Racism or homophobia?

Years ago, when she first learnt about her sexuality, her first response was to turn that knowledge into self-hate.

“I was getting called a fag every day, so my response became, Yes! I am a fag,” she said. “I started coming out to friends in high school. I was about 17 or 18. At the same time, I had desire for women. And I was being told by my gay friends that I am confused. There was a constant push and pull.”

As Shraya says, the lines between racism and homophobia were blurred.

“It was hard to say, because I have lighter skin than my brother. He was the one who got called Paki,” she said. “I’d say I had to deal with genderphobia. When a boy starts acting feminine in North America, it’s a cardinal sin. People recognised that something about my gender was not normative.”

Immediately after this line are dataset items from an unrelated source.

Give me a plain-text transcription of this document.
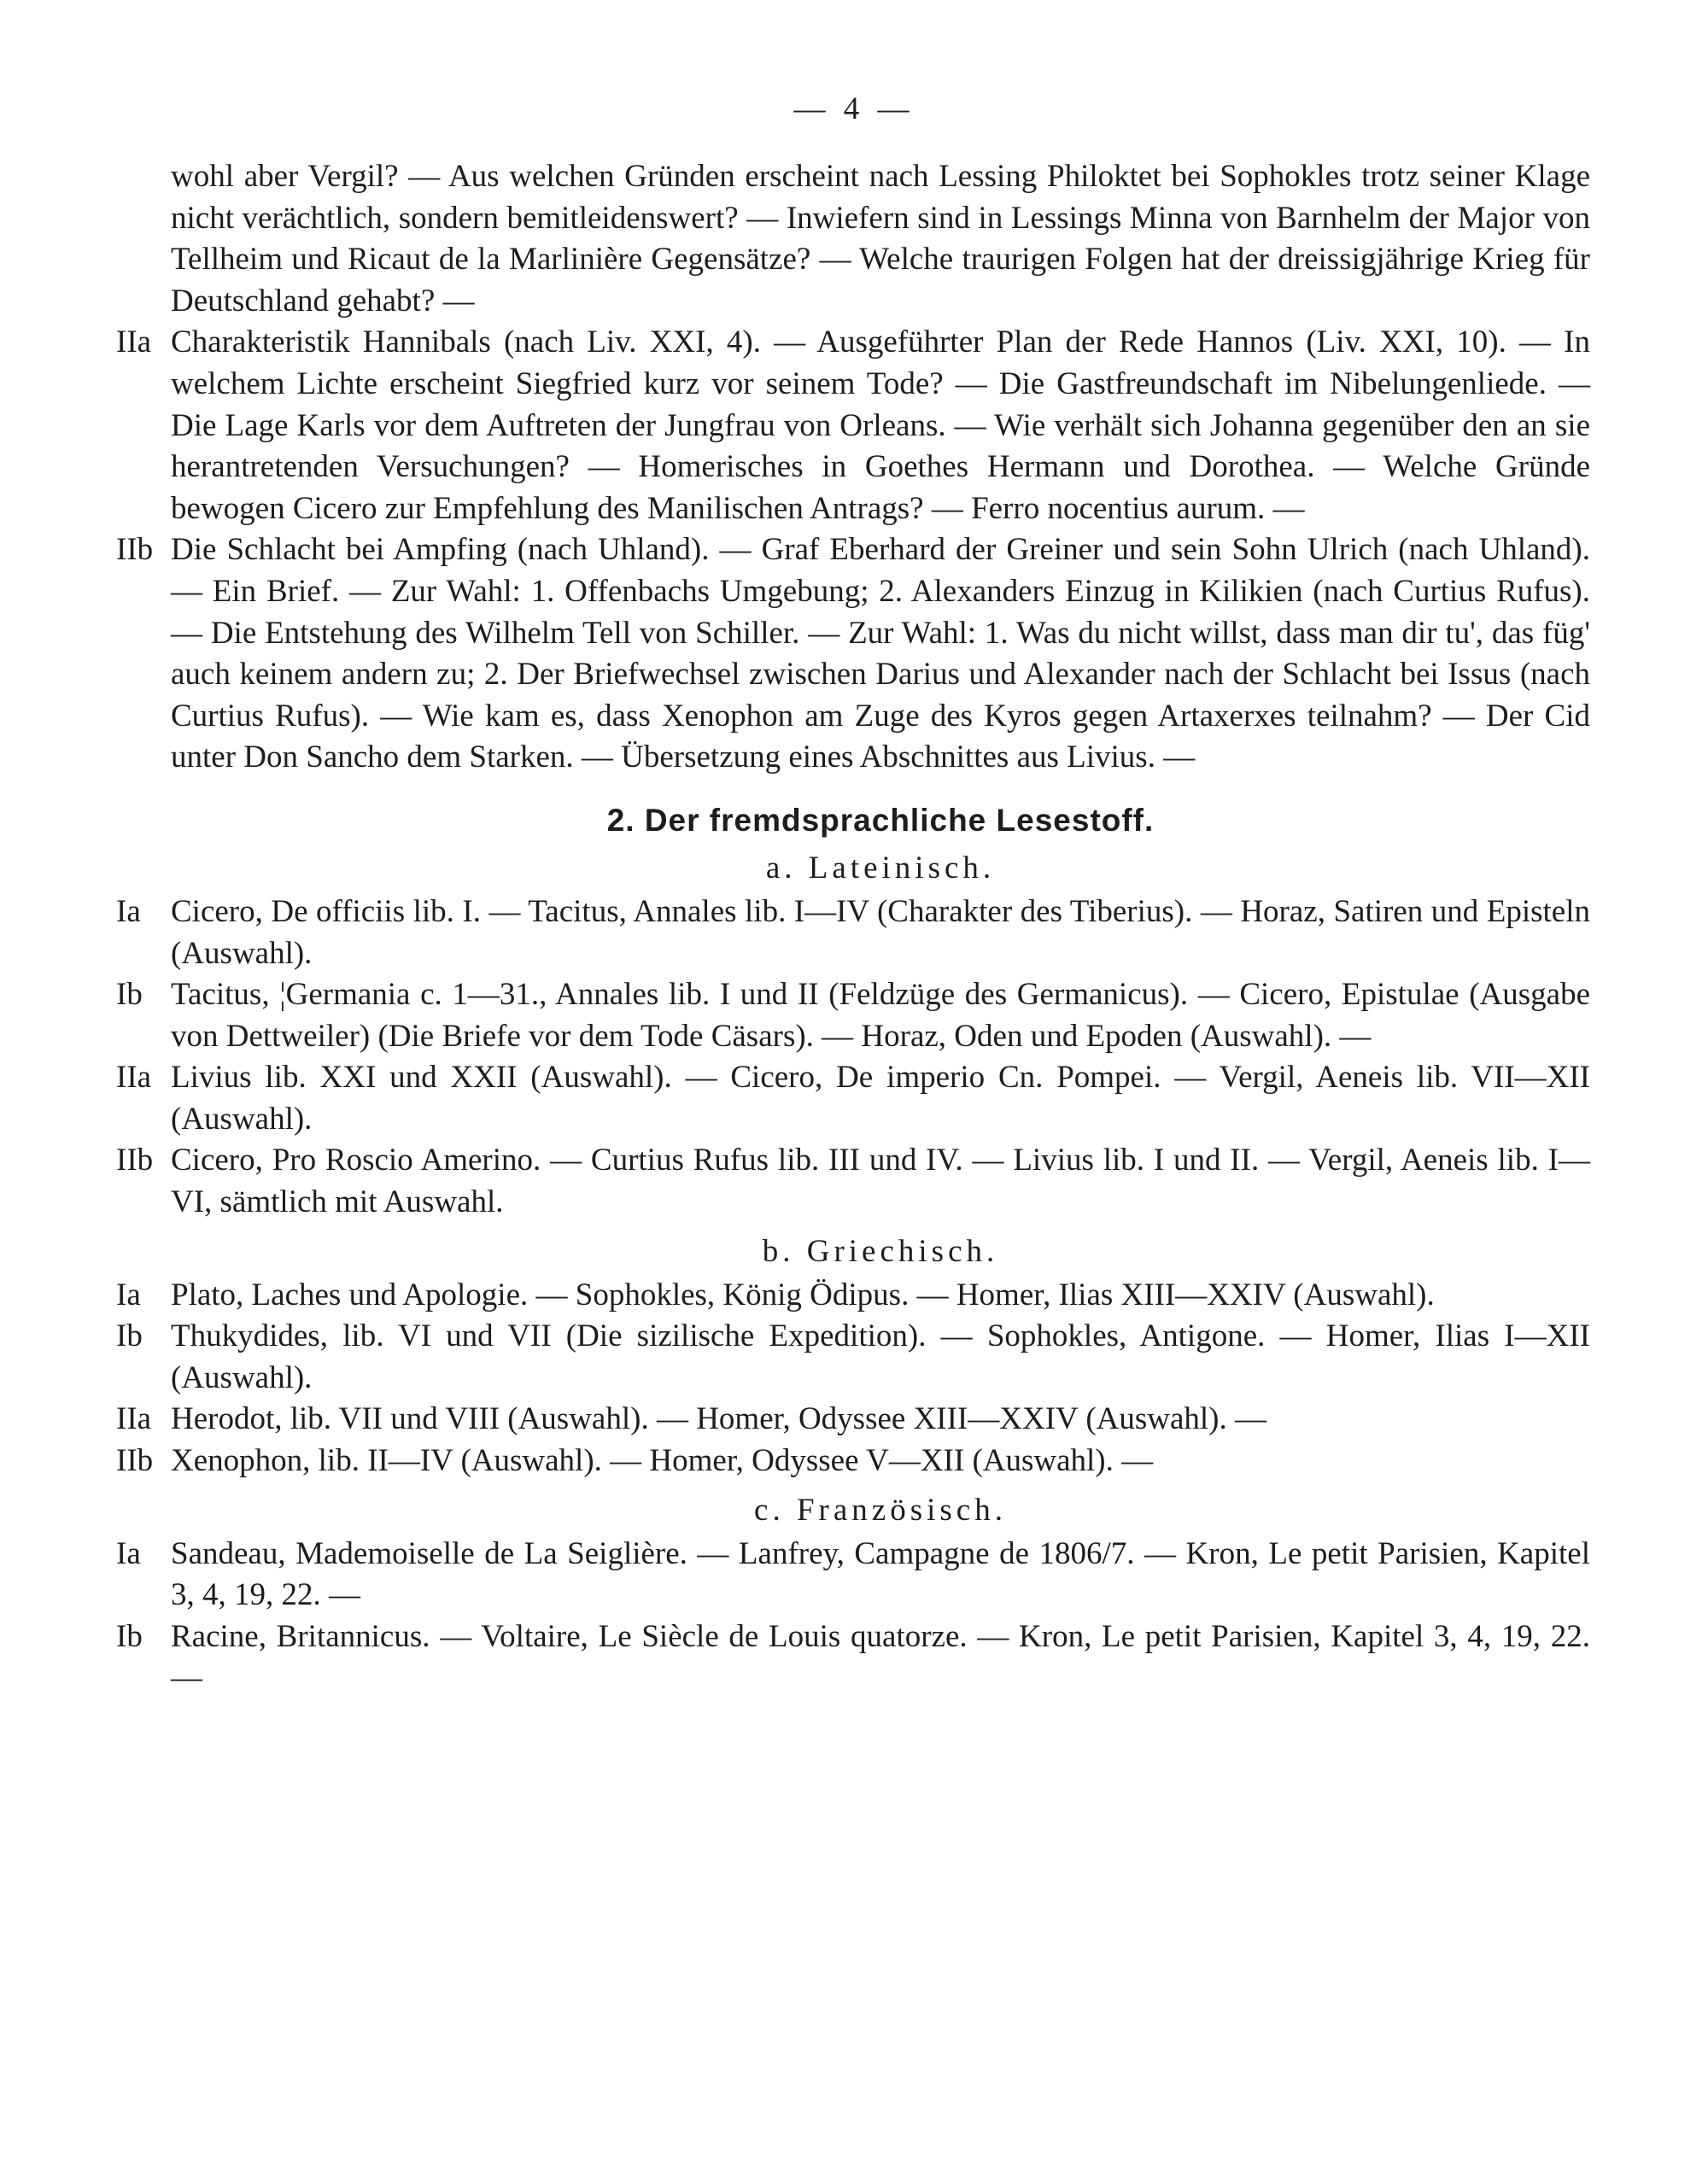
— 4 —

wohl aber Vergil? — Aus welchen Gründen erscheint nach Lessing Philoktet bei Sophokles trotz seiner Klage nicht verächtlich, sondern bemitleidenswert? — Inwiefern sind in Lessings Minna von Barnhelm der Major von Tellheim und Ricaut de la Marlinière Gegensätze? — Welche traurigen Folgen hat der dreissigjährige Krieg für Deutschland gehabt? —

IIa Charakteristik Hannibals (nach Liv. XXI, 4). — Ausgeführter Plan der Rede Hannos (Liv. XXI, 10). — In welchem Lichte erscheint Siegfried kurz vor seinem Tode? — Die Gastfreundschaft im Nibelungenliede. — Die Lage Karls vor dem Auftreten der Jungfrau von Orleans. — Wie verhält sich Johanna gegenüber den an sie herantretenden Versuchungen? — Homerisches in Goethes Hermann und Dorothea. — Welche Gründe bewogen Cicero zur Empfehlung des Manilischen Antrags? — Ferro nocentius aurum. —
IIb Die Schlacht bei Ampfing (nach Uhland). — Graf Eberhard der Greiner und sein Sohn Ulrich (nach Uhland). — Ein Brief. — Zur Wahl: 1. Offenbachs Umgebung; 2. Alexanders Einzug in Kilikien (nach Curtius Rufus). — Die Entstehung des Wilhelm Tell von Schiller. — Zur Wahl: 1. Was du nicht willst, dass man dir tu', das füg' auch keinem andern zu; 2. Der Briefwechsel zwischen Darius und Alexander nach der Schlacht bei Issus (nach Curtius Rufus). — Wie kam es, dass Xenophon am Zuge des Kyros gegen Artaxerxes teilnahm? — Der Cid unter Don Sancho dem Starken. — Übersetzung eines Abschnittes aus Livius. —
2. Der fremdsprachliche Lesestoff.
a. Lateinisch.
Ia Cicero, De officiis lib. I. — Tacitus, Annales lib. I—IV (Charakter des Tiberius). — Horaz, Satiren und Episteln (Auswahl).
Ib Tacitus, ¦Germania c. 1—31., Annales lib. I und II (Feldzüge des Germanicus). — Cicero, Epistulae (Ausgabe von Dettweiler) (Die Briefe vor dem Tode Cäsars). — Horaz, Oden und Epoden (Auswahl). —
IIa Livius lib. XXI und XXII (Auswahl). — Cicero, De imperio Cn. Pompei. — Vergil, Aeneis lib. VII—XII (Auswahl).
IIb Cicero, Pro Roscio Amerino. — Curtius Rufus lib. III und IV. — Livius lib. I und II. — Vergil, Aeneis lib. I—VI, sämtlich mit Auswahl.
b. Griechisch.
Ia Plato, Laches und Apologie. — Sophokles, König Ödipus. — Homer, Ilias XIII—XXIV (Auswahl).
Ib Thukydides, lib. VI und VII (Die sizilische Expedition). — Sophokles, Antigone. — Homer, Ilias I—XII (Auswahl).
IIa Herodot, lib. VII und VIII (Auswahl). — Homer, Odyssee XIII—XXIV (Auswahl). —
IIb Xenophon, lib. II—IV (Auswahl). — Homer, Odyssee V—XII (Auswahl). —
c. Französisch.
Ia Sandeau, Mademoiselle de La Seiglière. — Lanfrey, Campagne de 1806/7. — Kron, Le petit Parisien, Kapitel 3, 4, 19, 22. —
Ib Racine, Britannicus. — Voltaire, Le Siècle de Louis quatorze. — Kron, Le petit Parisien, Kapitel 3, 4, 19, 22. —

Then, when Shraya started visiting gay bars in Edmonton, she began noticing subtle hints of racism. “The ways gay people treated brownness as exotic or foreign... for me, layering of queerness and race became complicated.”

Her way to deal with it was to perform masculinity. For 15 years, she “wore a permanent scowl”, spoke in a lower register, and dressed in black all the time because that’s how masculinity is perceived in North America. At some point, she even asked a male friend to show her how he walked, in order to shield herself from constant harassment.

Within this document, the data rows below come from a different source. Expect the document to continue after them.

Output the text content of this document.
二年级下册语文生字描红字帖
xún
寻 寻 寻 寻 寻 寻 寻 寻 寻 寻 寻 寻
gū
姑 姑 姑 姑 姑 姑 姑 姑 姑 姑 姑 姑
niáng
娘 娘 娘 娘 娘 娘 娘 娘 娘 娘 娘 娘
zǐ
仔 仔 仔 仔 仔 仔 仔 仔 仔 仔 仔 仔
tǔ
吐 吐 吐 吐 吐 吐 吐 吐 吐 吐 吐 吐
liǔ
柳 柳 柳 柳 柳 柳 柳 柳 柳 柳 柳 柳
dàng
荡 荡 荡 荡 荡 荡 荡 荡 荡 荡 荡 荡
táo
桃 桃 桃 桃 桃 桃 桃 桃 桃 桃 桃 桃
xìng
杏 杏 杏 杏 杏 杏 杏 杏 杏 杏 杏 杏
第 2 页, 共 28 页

Shraya spent most of her 20s trying to figure out who she was, while also struggling with bi-phobia – feeling hatred from both straight and gay people. She also came to out her mother when was 21, leaving it to her mother to tell her father. Her parents eventually accepted her, in their own way. “The nice thing about having religious Hindu parents is that it forced them to love me, in a way. Because we are all God’s children.”

It wasn’t until Shraya turned 27 that she heard the term queer, and discovered a sense of belonging. Her thought process around the word also led her to put together a collection of essays titled What I Love About Being Queer.

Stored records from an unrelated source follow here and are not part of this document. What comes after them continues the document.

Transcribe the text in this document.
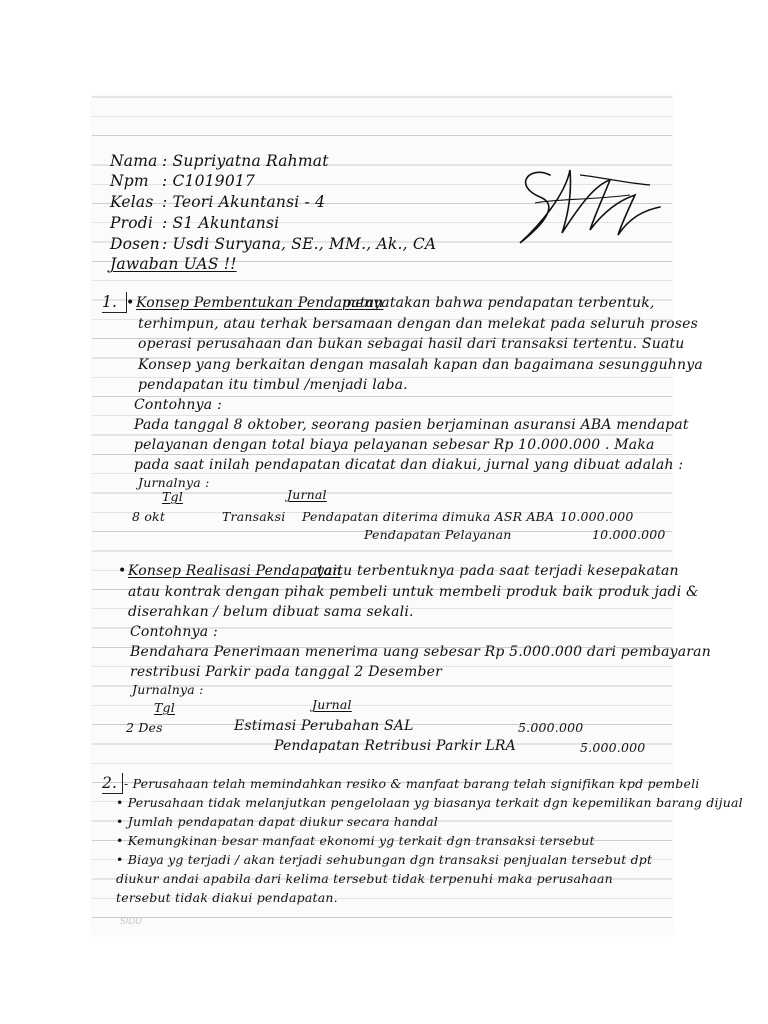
Nama : Supriyatna Rahmat
Npm : C1019017
Kelas : Teori Akuntansi - 4
Prodi : S1 Akuntansi
Dosen : Usdi Suryana, SE., MM., Ak., CA
Jawaban UAS !!
1. • Konsep Pembentukan Pendapatan
menyatakan bahwa pendapatan terbentuk,
terhimpun, atau terhak bersamaan dengan dan melekat pada seluruh proses
operasi perusahaan dan bukan sebagai hasil dari transaksi tertentu. Suatu
Konsep yang berkaitan dengan masalah kapan dan bagaimana sesungguhnya
pendapatan itu timbul /menjadi laba.
Contohnya :
Pada tanggal 8 oktober, seorang pasien berjaminan asuransi ABA mendapat
pelayanan dengan total biaya pelayanan sebesar Rp 10.000.000 . Maka
pada saat inilah pendapatan dicatat dan diakui, jurnal yang dibuat adalah :
Jurnalnya :
Tgl	Jurnal
8 okt	Transaksi Pendapatan diterima dimuka ASR ABA 10.000.000
Pendapatan Pelayanan	10.000.000
• Konsep Realisasi Pendapatan
yaitu terbentuknya pada saat terjadi kesepakatan
atau kontrak dengan pihak pembeli untuk membeli produk baik produk jadi &
diserahkan / belum dibuat sama sekali.
Contohnya :
Bendahara Penerimaan menerima uang sebesar Rp 5.000.000 dari pembayaran
restribusi Parkir pada tanggal 2 Desember
Jurnalnya :
Tgl	Jurnal
2 Des	Estimasi Perubahan SAL	5.000.000
Pendapatan Retribusi Parkir LRA	5.000.000
2. - Perusahaan telah memindahkan resiko & manfaat barang telah signifikan kpd pembeli
• Perusahaan tidak melanjutkan pengelolaan yg biasanya terkait dgn kepemilikan barang dijual
• Jumlah pendapatan dapat diukur secara handal
• Kemungkinan besar manfaat ekonomi yg terkait dgn transaksi tersebut
• Biaya yg terjadi / akan terjadi sehubungan dgn transaksi penjualan tersebut dpt
diukur andai apabila dari kelima tersebut tidak terpenuhi maka perusahaan
tersebut tidak diakui pendapatan.
SIDU
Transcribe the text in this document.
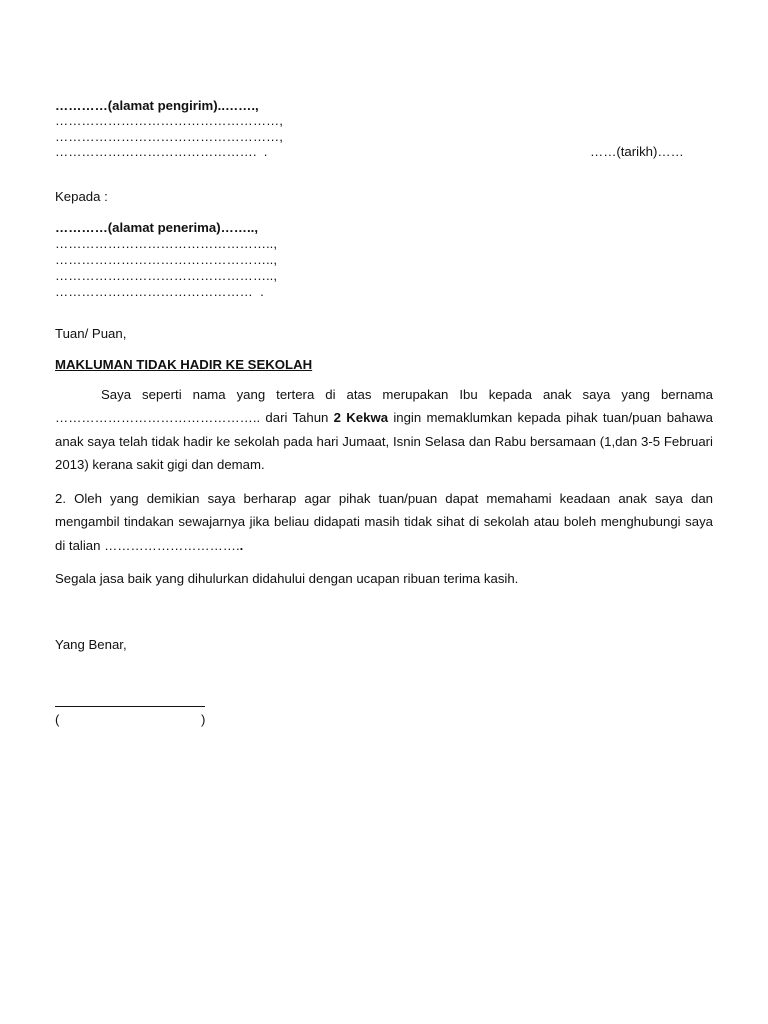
…………(alamat pengirim)..…….,
……………………………………………,
……………………………………………,
……………………………………….  .	……(tarikh)……
Kepada :
…………(alamat penerima)……..,
…………………………………………..,
…………………………………………..,
…………………………………………..,
………………………………………  .
Tuan/ Puan,
MAKLUMAN TIDAK HADIR KE SEKOLAH
Saya seperti nama yang tertera di atas merupakan Ibu kepada anak saya yang bernama ……………………………………….. dari Tahun 2 Kekwa ingin memaklumkan kepada pihak tuan/puan bahawa anak saya telah tidak hadir ke sekolah pada hari Jumaat, Isnin Selasa dan Rabu bersamaan (1,dan 3-5 Februari 2013) kerana sakit gigi dan demam.
2. Oleh yang demikian saya berharap agar pihak tuan/puan dapat memahami keadaan anak saya dan mengambil tindakan sewajarnya jika beliau didapati masih tidak sihat di sekolah atau boleh menghubungi saya di talian …………………………..
Segala jasa baik yang dihulurkan didahului dengan ucapan ribuan terima kasih.
Yang Benar,
(	)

“I had heard the word in my teens, but as an insult,” she said. “I had not known about reclaiming the word until I met some people who identified as queer. The word left a lot of room for my sexuality, and for my gender. Something about queerness allowed me to be feminine.”

Even so, Shraya knew there was something missing. She had heard the term trans in her 20s, but thought that the moment to explore what being trans meant had passed for her. Then she turned 30.

“I don’t know why, but it was like suddenly I did not feel the same pressure,” she said. “I cared less what people thought about me. I started wearing more feminine clothing, started wearing leggings and nail polish. I started wearing colour again. It seems like a silly thing to say, but being a guy means wearing grey, white and black. Even colour is beaten out of you.”

While Shraya has been overwhelmed with the positive response to her public announcement of coming out as a transwoman, the process hasn’t been without its challenges.

“It wasn’t as if people started calling me ‘she’ right away and... sometimes I felt weird,” she said. “I wasn’t used to it. After 35 years of being called ‘he’ or ‘him’, it is still an adjustment. But when I listened to what they were saying, when I paid attention, there were beautiful moments. It was like an invisible hand reaching the most tender part of me, and caressing it gently.”